Mini-review examines coronary artery calcium scoring for risk stratification and plaque progression
This publication is a mini-review examining the role of coronary artery calcium scoring in coronary artery disease risk assessment and management. The review synthesizes existing evidence on CAC scoring compared to contemporary clinical calculators, focusing on risk reclassification and plaque progression outcomes. The authors do not report specific study populations, sample sizes, or effect sizes from individual studies, instead providing a qualitative synthesis of the broader evidence base.
The review identifies several key findings from the literature. First, it characterizes CAC scoring as a robust, reproducible marker of total coronary atherosclerotic burden with prognostic value. Second, it notes that a CAC score of zero (the 'power of zero') is associated with near-term risk de-escalation. Third, it identifies very high CAC scores (≥1,000) as representing a distinct, very-high-risk phenotype. Finally, the authors reference randomized evidence suggesting CAC-guided treatment reduces plaque progression, though they do not provide specific data on the magnitude of this effect.

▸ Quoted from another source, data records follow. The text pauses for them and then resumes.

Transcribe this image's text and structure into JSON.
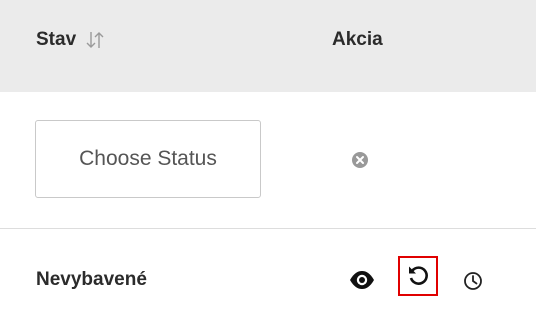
{
  "table": {
    "columns": {
      "status_header": "Stav",
      "action_header": "Akcia"
    },
    "filters": {
      "status_placeholder": "Choose Status"
    },
    "rows": [
      {
        "status": "Nevybavené"
      }
    ]
  },
  "icons": {
    "sort": "sort-arrows-icon",
    "clear": "clear-circle-icon",
    "view": "eye-icon",
    "undo": "undo-icon",
    "history": "clock-icon"
  },
  "colors": {
    "header_bg": "#ebebeb",
    "highlight": "#e00000",
    "text": "#2b2b2b",
    "icon_muted": "#999999"
  }
}
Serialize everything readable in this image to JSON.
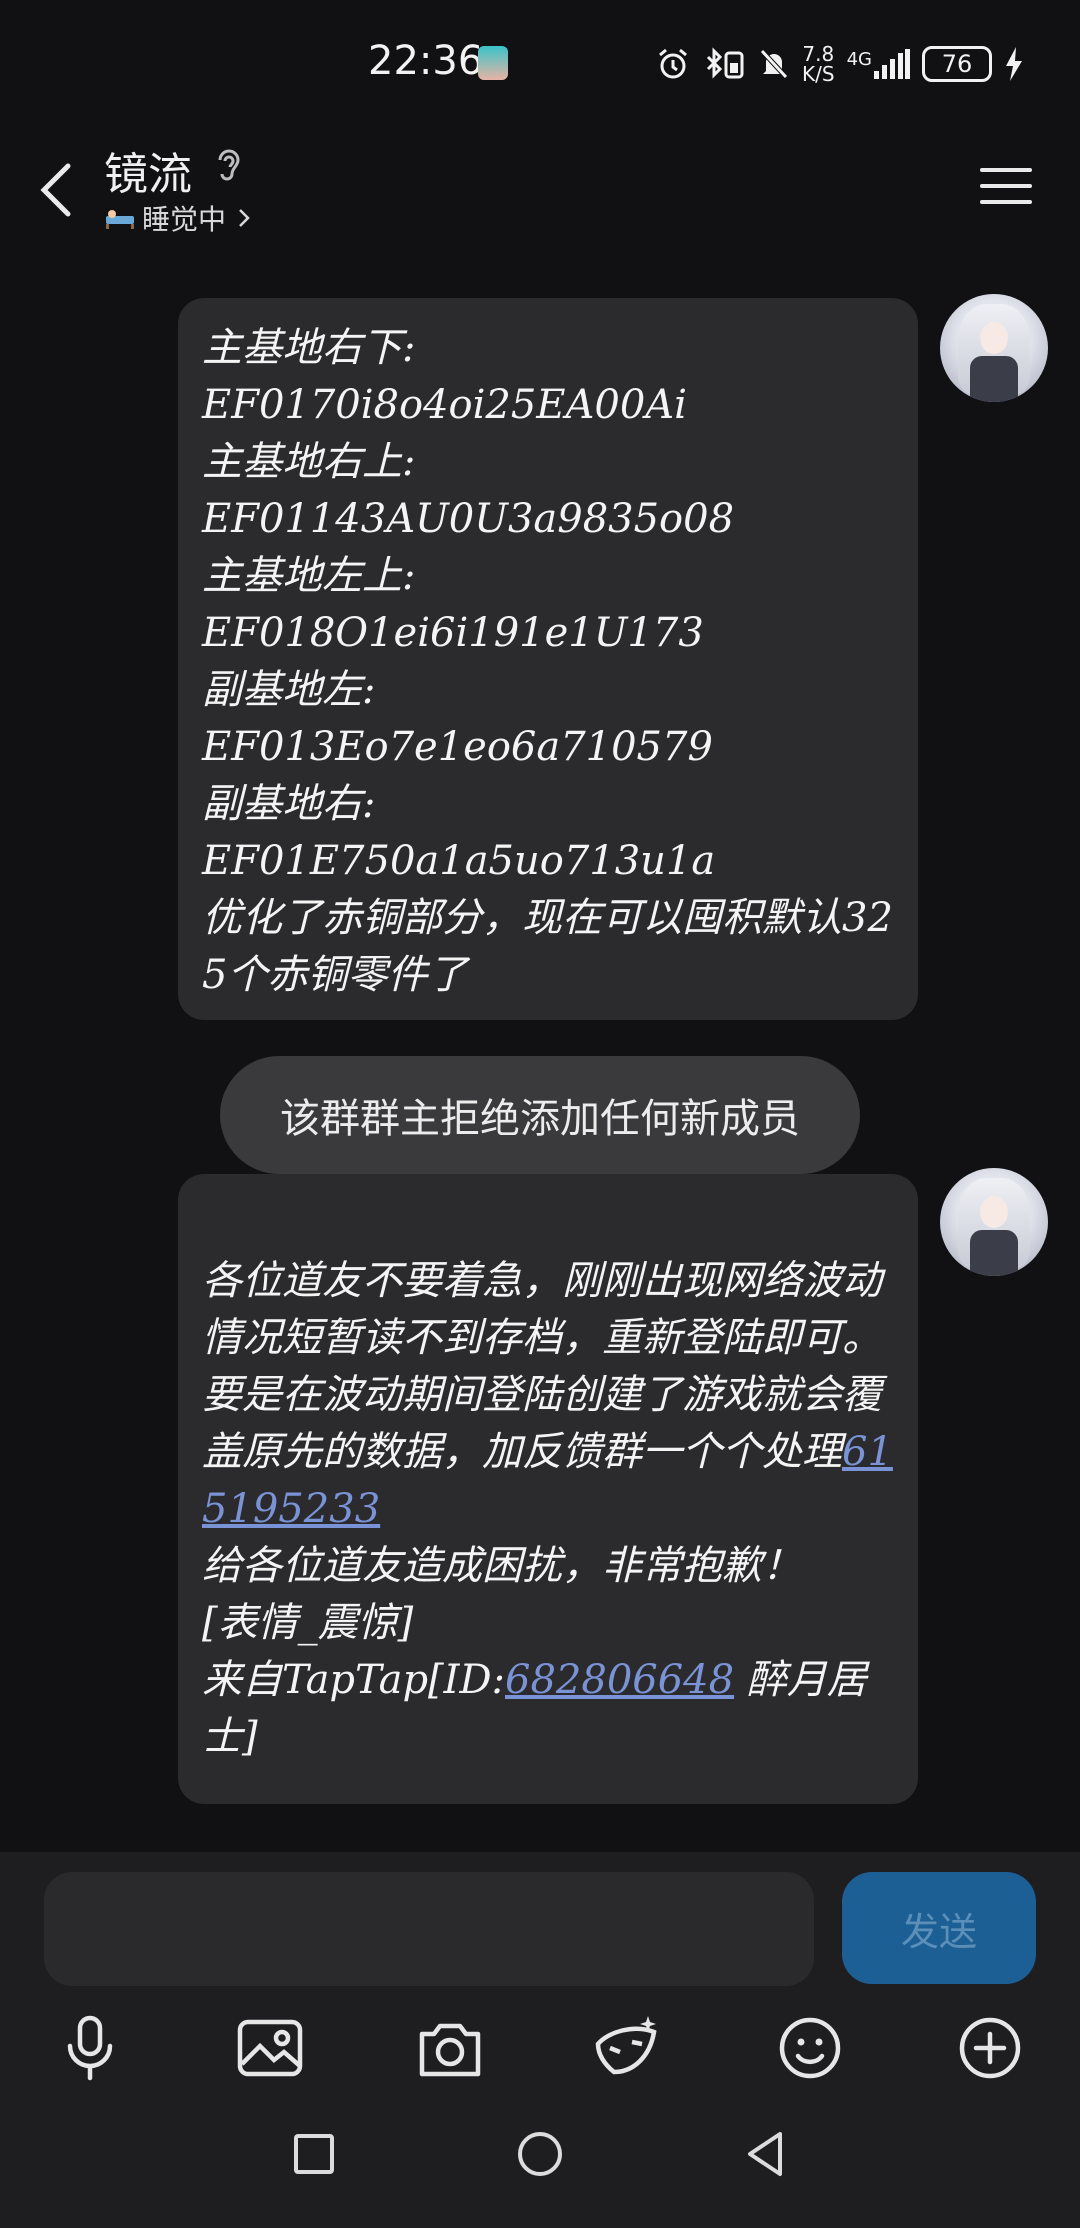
{
  "status_bar": {
    "time": "22:36",
    "net_speed_top": "7.8",
    "net_speed_bottom": "K/S",
    "network": "4G",
    "battery": "76"
  },
  "header": {
    "title": "镜流",
    "status_text": "睡觉中"
  },
  "messages": [
    {
      "type": "incoming",
      "text": "主基地右下:\nEF0170i8o4oi25EA00Ai\n主基地右上:\nEF01143AU0U3a9835o08\n主基地左上:\nEF018O1ei6i191e1U173\n副基地左:\nEF013Eo7e1eo6a710579\n副基地右:\nEF01E750a1a5uo713u1a\n优化了赤铜部分，现在可以囤积默认325个赤铜零件了"
    },
    {
      "type": "system",
      "text": "该群群主拒绝添加任何新成员"
    },
    {
      "type": "incoming",
      "text_part1": "\n各位道友不要着急，刚刚出现网络波动情况短暂读不到存档，重新登陆即可。\n要是在波动期间登陆创建了游戏就会覆盖原先的数据，加反馈群一个个处理",
      "link1": "615195233",
      "text_part2": "\n给各位道友造成困扰，非常抱歉！\n[表情_震惊]\n来自TapTap[ID:",
      "link2": "682806648",
      "text_part3": " 醉月居士]"
    }
  ],
  "composer": {
    "input_value": "",
    "send_label": "发送"
  },
  "toolbar_icons": [
    "microphone-icon",
    "image-icon",
    "camera-icon",
    "sticker-icon",
    "emoji-icon",
    "plus-icon"
  ],
  "nav_icons": [
    "recents-square-icon",
    "home-circle-icon",
    "back-triangle-icon"
  ]
}
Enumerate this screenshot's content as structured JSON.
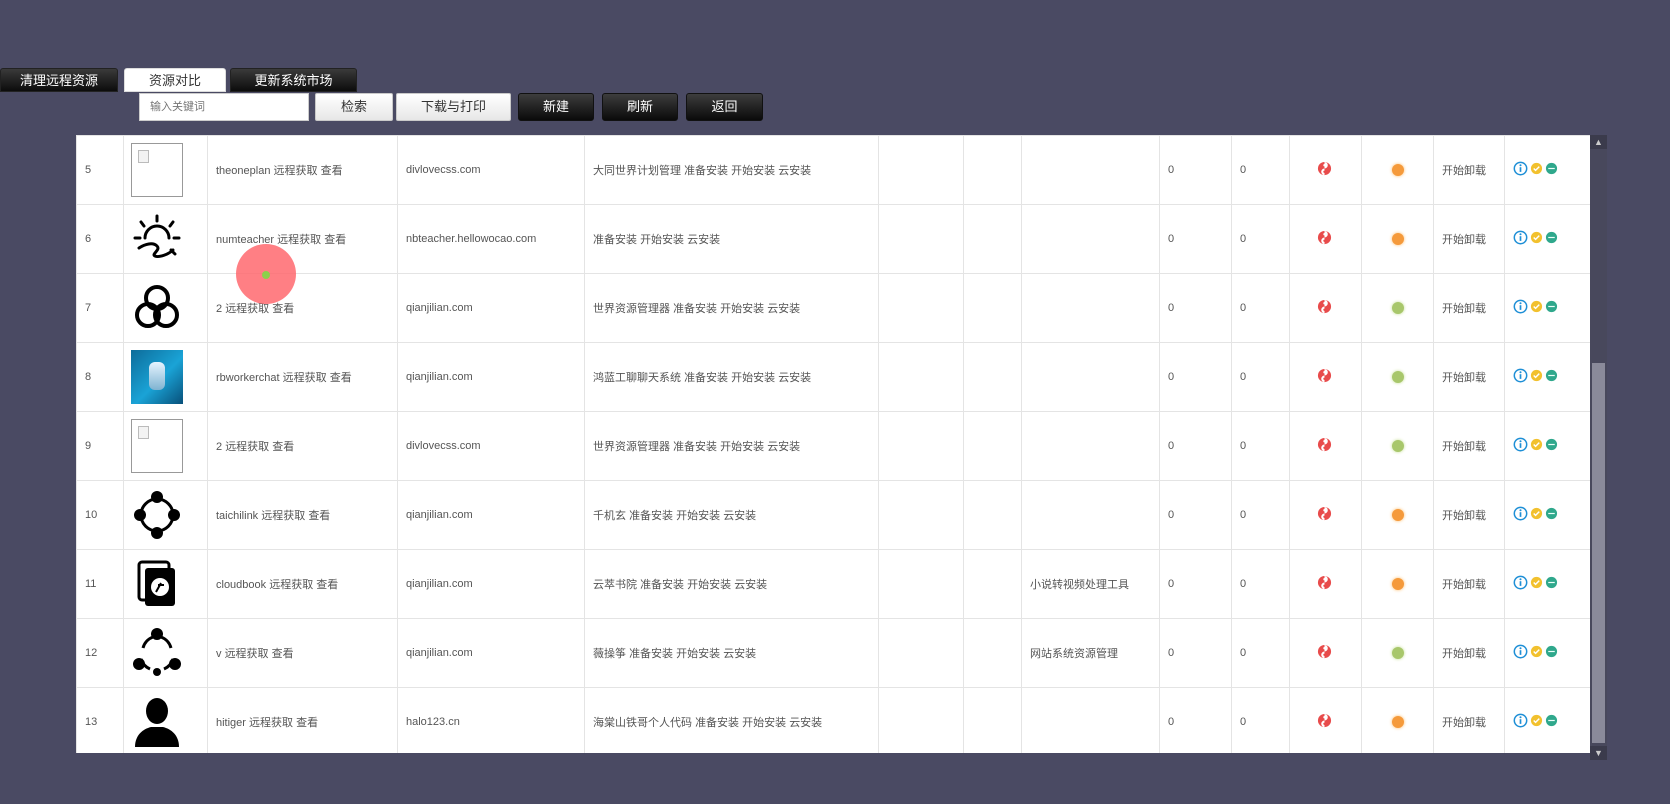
{
  "tabs": [
    {
      "label": "清理远程资源"
    },
    {
      "label": "资源对比"
    },
    {
      "label": "更新系统市场"
    }
  ],
  "toolbar": {
    "search_placeholder": "输入关键词",
    "search_label": "检索",
    "print_label": "下载与打印",
    "new_label": "新建",
    "refresh_label": "刷新",
    "back_label": "返回"
  },
  "table": {
    "rows": [
      {
        "num": "5",
        "thumb": "blank-image",
        "name": "theoneplan",
        "fetch": "远程获取",
        "view": "查看",
        "domain": "divlovecss.com",
        "title": "大同世界计划管理",
        "install1": "准备安装",
        "install2": "开始安装",
        "install3": "云安装",
        "extra": "",
        "count1": "0",
        "count2": "0",
        "dot_color": "orange",
        "uninstall": "开始卸载"
      },
      {
        "num": "6",
        "thumb": "sun-icon",
        "name": "numteacher",
        "fetch": "远程获取",
        "view": "查看",
        "domain": "nbteacher.hellowocao.com",
        "title": "",
        "install1": "准备安装",
        "install2": "开始安装",
        "install3": "云安装",
        "extra": "",
        "count1": "0",
        "count2": "0",
        "dot_color": "orange",
        "uninstall": "开始卸载"
      },
      {
        "num": "7",
        "thumb": "three-circles-icon",
        "name": "2",
        "fetch": "远程获取",
        "view": "查看",
        "domain": "qianjilian.com",
        "title": "世界资源管理器",
        "install1": "准备安装",
        "install2": "开始安装",
        "install3": "云安装",
        "extra": "",
        "count1": "0",
        "count2": "0",
        "dot_color": "green",
        "uninstall": "开始卸载"
      },
      {
        "num": "8",
        "thumb": "blue-photo",
        "name": "rbworkerchat",
        "fetch": "远程获取",
        "view": "查看",
        "domain": "qianjilian.com",
        "title": "鸿蓝工聊聊天系统",
        "install1": "准备安装",
        "install2": "开始安装",
        "install3": "云安装",
        "extra": "",
        "count1": "0",
        "count2": "0",
        "dot_color": "green",
        "uninstall": "开始卸载"
      },
      {
        "num": "9",
        "thumb": "blank-image",
        "name": "2",
        "fetch": "远程获取",
        "view": "查看",
        "domain": "divlovecss.com",
        "title": "世界资源管理器",
        "install1": "准备安装",
        "install2": "开始安装",
        "install3": "云安装",
        "extra": "",
        "count1": "0",
        "count2": "0",
        "dot_color": "green",
        "uninstall": "开始卸载"
      },
      {
        "num": "10",
        "thumb": "dot-ring-icon",
        "name": "taichilink",
        "fetch": "远程获取",
        "view": "查看",
        "domain": "qianjilian.com",
        "title": "千机玄",
        "install1": "准备安装",
        "install2": "开始安装",
        "install3": "云安装",
        "extra": "",
        "count1": "0",
        "count2": "0",
        "dot_color": "orange",
        "uninstall": "开始卸载"
      },
      {
        "num": "11",
        "thumb": "book-icon",
        "name": "cloudbook",
        "fetch": "远程获取",
        "view": "查看",
        "domain": "qianjilian.com",
        "title": "云萃书院",
        "install1": "准备安装",
        "install2": "开始安装",
        "install3": "云安装",
        "extra": "小说转视频处理工具",
        "count1": "0",
        "count2": "0",
        "dot_color": "orange",
        "uninstall": "开始卸载"
      },
      {
        "num": "12",
        "thumb": "share-circle-icon",
        "name": "v",
        "fetch": "远程获取",
        "view": "查看",
        "domain": "qianjilian.com",
        "title": "薇操筝",
        "install1": "准备安装",
        "install2": "开始安装",
        "install3": "云安装",
        "extra": "网站系统资源管理",
        "count1": "0",
        "count2": "0",
        "dot_color": "green",
        "uninstall": "开始卸载"
      },
      {
        "num": "13",
        "thumb": "person-icon",
        "name": "hitiger",
        "fetch": "远程获取",
        "view": "查看",
        "domain": "halo123.cn",
        "title": "海棠山铁哥个人代码",
        "install1": "准备安装",
        "install2": "开始安装",
        "install3": "云安装",
        "extra": "",
        "count1": "0",
        "count2": "0",
        "dot_color": "orange",
        "uninstall": "开始卸载"
      }
    ]
  },
  "colors": {
    "background": "#4a4a63",
    "orange_dot": "#f59a3b",
    "green_dot": "#a8c76b",
    "info_blue": "#1e8fd6",
    "check_yellow": "#f2c12e",
    "status_teal": "#2fa88c",
    "swirl_red": "#e84b4b"
  }
}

The authors acknowledge limitations of CAC scoring as a methodology, though they do not specify these limitations in detail. They include a practical clinical decision flowchart for the selective use of CAC scoring in prevention pathways, suggesting potential clinical utility. However, as a mini-review rather than a systematic review or meta-analysis, this synthesis represents a selective overview rather than a comprehensive evidence assessment. The absence of reported effect sizes, confidence intervals, and detailed study characteristics limits the ability to quantify the strength of evidence for specific applications.